From Reporters Without Borders – RSF will attend a panel discussion about the surveillance of communications that will be held tomorrow in Geneva as part of the United Nations Human Rights Council’s 27th session

It will be followed by the presentation of a report by the UN High Commissioner for Human Rights on “The right to privacy in the digital age”.

Reporters Without Borders, which has prepared an oral statement for the Human Rights Council on the safety of journalists and surveillance, welcomes these initiatives. The two sessions will provide an opportunity to examine the dangers that digital surveillance poses to freedom of information and the right to privacy, and to stress the need for its strict regulation.

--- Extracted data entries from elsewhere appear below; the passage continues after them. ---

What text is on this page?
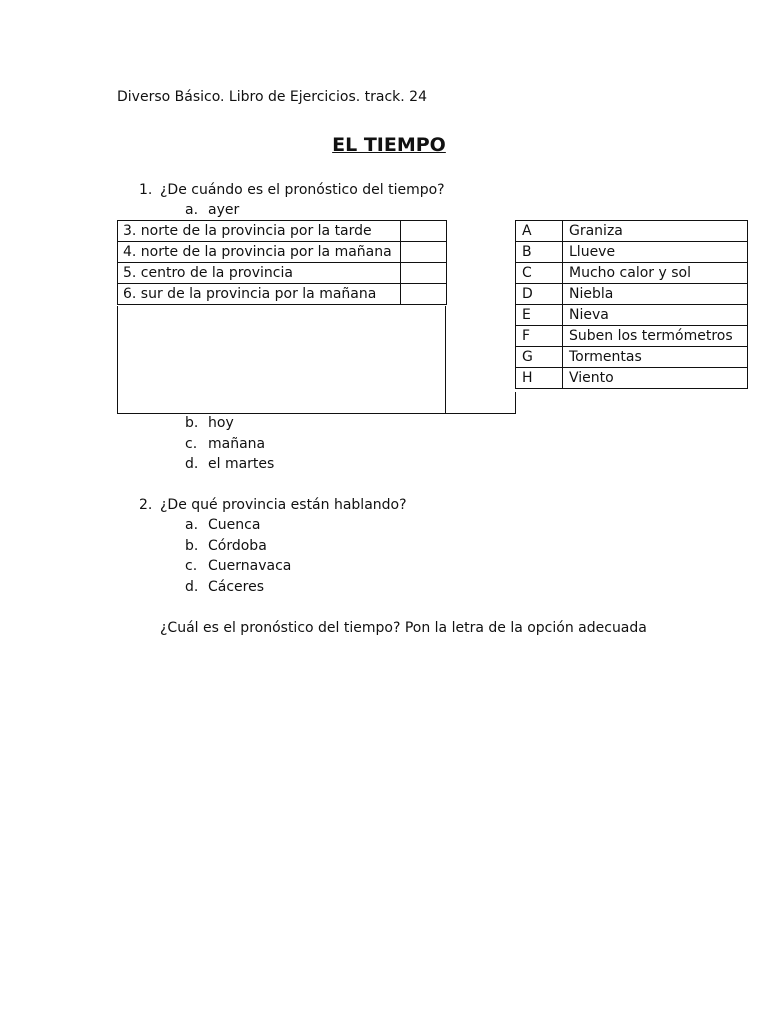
Diverso Básico. Libro de Ejercicios. track. 24
EL TIEMPO
1. ¿De cuándo es el pronóstico del tiempo?
a. ayer
3. norte de la provincia por la tarde	
4. norte de la provincia por la mañana	
5. centro de la provincia	
6. sur de la provincia por la mañana	
A	Graniza
B	Llueve
C	Mucho calor y sol
D	Niebla
E	Nieva
F	Suben los termómetros
G	Tormentas
H	Viento
b. hoy
c. mañana
d. el martes
2. ¿De qué provincia están hablando?
a. Cuenca
b. Córdoba
c. Cuernavaca
d. Cáceres
¿Cuál es el pronóstico del tiempo? Pon la letra de la opción adecuada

In his report, which will be submitted to a vote, the High Commissioner notes that governmental mass surveillance is “emerging as a dangerous habit rather than an exceptional measure.” He urges governments to take “immediate measures” to “review their own national laws, policies and practices to ensure full conformity with international human rights law.”

His appeal is urgent because surveillance of news providers is endangering freedom of expression and the safety of journalists. It allows the authorities to spy on their sources and their activities and to monitor the content of their communications.

Reporters Without Borders asks the Human Rights Council to include the issue of cyber-security in resolutions on the protection of journalists. RWB also urges governments to respect the “13 International Principles on the Application of Human Rights to Communications Surveillance” that were drafted by an NGO collective. Government surveillance activities must be regulated and supervised by independent judicial authorities and must comply with the principles of legality, need and proportionality. Frank La Rue, the UN special rapporteur on the Promotion and Protection of the Right to Freedom of Opinion and Expression, and the High Commissioner for Human Rights included recommendations to this effect in reports issued in June 2013 and June 2014.

These reports criticize the secrecy surrounding surveillance operations and call for more governmental transparency. Reporters Without Borders has nonetheless noted legislative attempts to ban any revelations about surveillance. From Australia to Tunisia, laws are being drafted that provide for long jail terms for anyone disclosing such information.

RWB called for stricter regulation of surveillance technology exports during the Human Rights Council’s 26th session last June.